Overall, 29% of oxaliplatin, leucovorin, and 5-FU patients and 21% of leucovorin/5-FU patients received third-line therapy; of these, 32% in the oxaliplatin, leucovorin, and 5-FU group received taxane therapy and 72% in the leucovorin/5-FU group received oxaliplatin-based therapy.

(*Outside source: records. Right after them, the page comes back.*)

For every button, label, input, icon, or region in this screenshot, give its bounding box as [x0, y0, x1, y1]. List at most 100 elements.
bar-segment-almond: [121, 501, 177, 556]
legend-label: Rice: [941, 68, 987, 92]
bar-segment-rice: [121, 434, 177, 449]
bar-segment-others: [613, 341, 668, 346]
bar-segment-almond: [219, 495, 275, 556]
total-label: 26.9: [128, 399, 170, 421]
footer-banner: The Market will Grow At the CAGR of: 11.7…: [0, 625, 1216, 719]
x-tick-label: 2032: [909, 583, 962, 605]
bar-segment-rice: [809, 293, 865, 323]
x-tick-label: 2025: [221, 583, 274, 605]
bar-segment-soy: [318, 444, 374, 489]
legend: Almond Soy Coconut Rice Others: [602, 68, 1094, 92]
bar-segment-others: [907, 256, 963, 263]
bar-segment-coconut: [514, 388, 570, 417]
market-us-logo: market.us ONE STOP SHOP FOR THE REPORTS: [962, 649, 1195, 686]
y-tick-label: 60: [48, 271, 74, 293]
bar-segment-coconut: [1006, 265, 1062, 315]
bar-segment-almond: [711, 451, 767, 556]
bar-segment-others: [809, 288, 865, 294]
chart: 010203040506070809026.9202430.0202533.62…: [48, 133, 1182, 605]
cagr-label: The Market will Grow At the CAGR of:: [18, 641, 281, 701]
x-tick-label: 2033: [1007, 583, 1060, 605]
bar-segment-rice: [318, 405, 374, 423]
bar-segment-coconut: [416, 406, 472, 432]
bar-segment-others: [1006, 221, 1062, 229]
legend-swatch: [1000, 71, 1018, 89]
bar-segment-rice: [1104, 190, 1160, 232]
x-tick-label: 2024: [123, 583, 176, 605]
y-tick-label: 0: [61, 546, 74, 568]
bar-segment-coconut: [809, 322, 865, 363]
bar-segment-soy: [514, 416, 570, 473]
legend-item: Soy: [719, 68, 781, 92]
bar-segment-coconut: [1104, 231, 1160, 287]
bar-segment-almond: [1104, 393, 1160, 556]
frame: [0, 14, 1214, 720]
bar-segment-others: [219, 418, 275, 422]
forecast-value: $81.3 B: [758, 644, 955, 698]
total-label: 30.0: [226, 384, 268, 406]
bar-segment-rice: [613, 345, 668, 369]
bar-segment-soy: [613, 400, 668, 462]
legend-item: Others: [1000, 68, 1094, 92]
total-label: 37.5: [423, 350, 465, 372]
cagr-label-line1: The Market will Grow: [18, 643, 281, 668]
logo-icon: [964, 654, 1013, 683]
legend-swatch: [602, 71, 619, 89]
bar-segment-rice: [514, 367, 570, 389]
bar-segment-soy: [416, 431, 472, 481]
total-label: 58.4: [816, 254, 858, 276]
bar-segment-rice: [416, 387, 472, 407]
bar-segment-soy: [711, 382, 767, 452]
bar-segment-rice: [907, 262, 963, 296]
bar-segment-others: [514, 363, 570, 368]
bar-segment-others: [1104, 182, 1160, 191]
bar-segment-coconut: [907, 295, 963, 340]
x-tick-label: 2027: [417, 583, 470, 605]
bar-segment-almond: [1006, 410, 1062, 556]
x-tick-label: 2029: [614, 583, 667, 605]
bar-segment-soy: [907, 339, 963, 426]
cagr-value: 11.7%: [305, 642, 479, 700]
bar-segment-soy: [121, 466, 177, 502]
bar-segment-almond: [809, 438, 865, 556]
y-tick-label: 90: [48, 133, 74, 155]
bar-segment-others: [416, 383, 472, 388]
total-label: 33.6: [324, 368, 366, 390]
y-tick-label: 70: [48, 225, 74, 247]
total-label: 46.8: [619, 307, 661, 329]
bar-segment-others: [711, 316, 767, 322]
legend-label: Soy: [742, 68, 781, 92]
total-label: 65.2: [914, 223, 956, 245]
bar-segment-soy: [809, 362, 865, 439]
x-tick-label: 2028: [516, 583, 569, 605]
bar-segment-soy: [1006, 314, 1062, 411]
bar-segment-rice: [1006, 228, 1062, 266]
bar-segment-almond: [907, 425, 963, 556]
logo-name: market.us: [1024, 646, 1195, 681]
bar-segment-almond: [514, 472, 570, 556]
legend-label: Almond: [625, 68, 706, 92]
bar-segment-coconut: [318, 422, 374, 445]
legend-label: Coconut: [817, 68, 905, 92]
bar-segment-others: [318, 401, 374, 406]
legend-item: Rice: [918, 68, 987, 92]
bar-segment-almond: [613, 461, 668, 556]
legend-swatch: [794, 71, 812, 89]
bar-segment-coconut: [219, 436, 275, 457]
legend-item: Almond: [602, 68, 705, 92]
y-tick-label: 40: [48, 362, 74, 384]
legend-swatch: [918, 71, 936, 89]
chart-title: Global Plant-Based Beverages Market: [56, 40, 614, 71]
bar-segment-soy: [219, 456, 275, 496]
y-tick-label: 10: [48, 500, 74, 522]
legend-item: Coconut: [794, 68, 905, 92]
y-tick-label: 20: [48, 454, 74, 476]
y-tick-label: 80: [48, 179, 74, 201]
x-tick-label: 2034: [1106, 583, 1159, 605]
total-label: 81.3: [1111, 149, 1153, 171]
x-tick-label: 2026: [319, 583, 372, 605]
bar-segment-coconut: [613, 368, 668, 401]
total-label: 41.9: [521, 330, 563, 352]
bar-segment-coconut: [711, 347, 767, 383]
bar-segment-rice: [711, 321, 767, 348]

Most hematologic and nonhematologic adverse events were grade 1 or 2. Rates of adverse events of any grade were similar in the treatment groups except for grade 1 or 2 neurotoxicity, which occurred in 38.2% of the oxaliplatin, leucovorin, and 5-FU group vs 7.1% of the leucovorin/5-FU group (P < .001); grade 3 neuropathy occurred in 3.9% of oxaliplatin, leucovorin, and 5-FU patients. Grade 3 thrombocytopenia occurred in 1.3% of patents in the oxaliplatin, leucovorin, and 5-FU group, and grade 3 anemia occurred in 3.9% vs 2.4%. In addition to neuropathy, the most common adverse events of any grade were nausea/emesis and diarrhea, which occurred with similar frequency in the two groups. A dose reduction to 75% was required in 10% of oxaliplatin doses, and 9% of planned oxaliplatin doses were not given.

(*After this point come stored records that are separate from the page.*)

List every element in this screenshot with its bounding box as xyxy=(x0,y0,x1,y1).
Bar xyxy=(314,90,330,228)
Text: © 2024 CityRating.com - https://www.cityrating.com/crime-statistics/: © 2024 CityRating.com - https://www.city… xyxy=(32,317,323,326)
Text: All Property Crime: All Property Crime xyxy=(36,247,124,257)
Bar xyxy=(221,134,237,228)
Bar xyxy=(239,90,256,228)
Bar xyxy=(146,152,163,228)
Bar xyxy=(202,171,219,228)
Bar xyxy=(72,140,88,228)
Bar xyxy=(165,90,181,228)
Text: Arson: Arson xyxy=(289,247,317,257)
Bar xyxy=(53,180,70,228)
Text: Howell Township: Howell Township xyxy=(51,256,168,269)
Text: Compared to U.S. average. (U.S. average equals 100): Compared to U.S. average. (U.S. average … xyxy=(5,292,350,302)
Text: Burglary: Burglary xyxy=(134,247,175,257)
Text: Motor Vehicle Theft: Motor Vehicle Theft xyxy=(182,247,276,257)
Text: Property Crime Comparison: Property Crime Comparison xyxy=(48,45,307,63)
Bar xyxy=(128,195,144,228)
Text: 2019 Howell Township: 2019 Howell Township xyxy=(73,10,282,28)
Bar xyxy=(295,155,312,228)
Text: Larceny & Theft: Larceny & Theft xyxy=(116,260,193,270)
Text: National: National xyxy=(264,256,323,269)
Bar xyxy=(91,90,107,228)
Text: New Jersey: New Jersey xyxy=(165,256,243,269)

The investigators concluded, “[T]his phase III trial demonstrates the superiority of [oxaliplatin, leucovorin, and 5-FU] in extending overall survival compared with [leucovorin/5-FU] in outpatients with advanced gemcitabine-refractory pancreatic cancer who qualified for subsequent second-line therapy. Furthermore, addition of oxaliplatin to [leucovorin/5-FU] did not result in clinically relevant increased toxicity. Therefore, we recommend this phase III-confirmed [oxaliplatin, leucovorin, and 5-FU] regimen as standard of care for the second-line treatment of patients with advanced pancreatic cancer who have experienced progression during first-line treatment with gemcitabine.”

Helmut Oettle, MD, of Charité Universitätsmedizin, Berlin, is the corresponding author for the Journal of Clinical Oncology article.

The study was supported by Charité Forschungsförderung, Arbeitsgemeinschaft Internistische Onkologie, Deutsche Krebsgesellschaft, sanofi-aventis, and Amgen.

The content in this post has not been reviewed by the American Society of Clinical Oncology, Inc. (ASCO®) and does not necessarily reflect the ideas and opinions of ASCO®.